Partial Minimum Branching Program Size Problem is ETH-hard
Ludmila Glinskih, Artur Riazanov
TL;DR
The paper establishes ETH-hardness of the Partial Minimum Branching Program Size Problem (MBPSP*) by reducing from the (n × n)-BPIS problem via once-appearance branching programs and a carefully constructed partial function γ_G. The core technique shows that any mbpsp* solution would yield a polynomial-time method to solve BPIS, contradicting ETH, hence MBPSP* requires $N^{\Omega(\log\log N)}$ time.

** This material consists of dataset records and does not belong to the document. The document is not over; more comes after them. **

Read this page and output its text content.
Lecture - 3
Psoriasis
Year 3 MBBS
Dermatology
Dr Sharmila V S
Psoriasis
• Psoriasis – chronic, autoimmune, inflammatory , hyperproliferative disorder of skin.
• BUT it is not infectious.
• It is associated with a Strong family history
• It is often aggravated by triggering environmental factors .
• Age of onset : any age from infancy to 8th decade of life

The authors extend the framework to partial minimization across restricted BP classes (e.g., read-k BPs, OBDDs) and provide unconditional 1-NBP lower bounds for total minimization problems, while also proving NP-hardness of compressing BPs. Additionally, they derive corollaries for weaker models and outline future directions for strengthening lower bounds and extending to nondeterministic settings. Overall, the work advances understanding of ETH-based hardness in BP minimization and its implications for broader circuit/minimization problems such as MCSP.
Abstract
We show that assuming the Exponential Time Hypothesis, the Partial Minimum Branching Program Size Problem (MBPSP*) requires superpolynomial time. This result also applies to the partial minimization problems for many interesting subclasses of branching programs, such as read-k branching programs and OBDDs. Combining these results with the recent unconditional lower bounds for MCSP [Glinskih, Riazanov'22], we obtain an unconditional superpolynomial lower bound on the size of Read-Once Nondeterministic Branching Programs (1-NBP) computing the total versions of the minimum BP, read-k-BP, and OBDD size problems. Additionally we show that it is NP-hard to check whether a given BP computing a partial Boolean function can be compressed to a BP of a given size.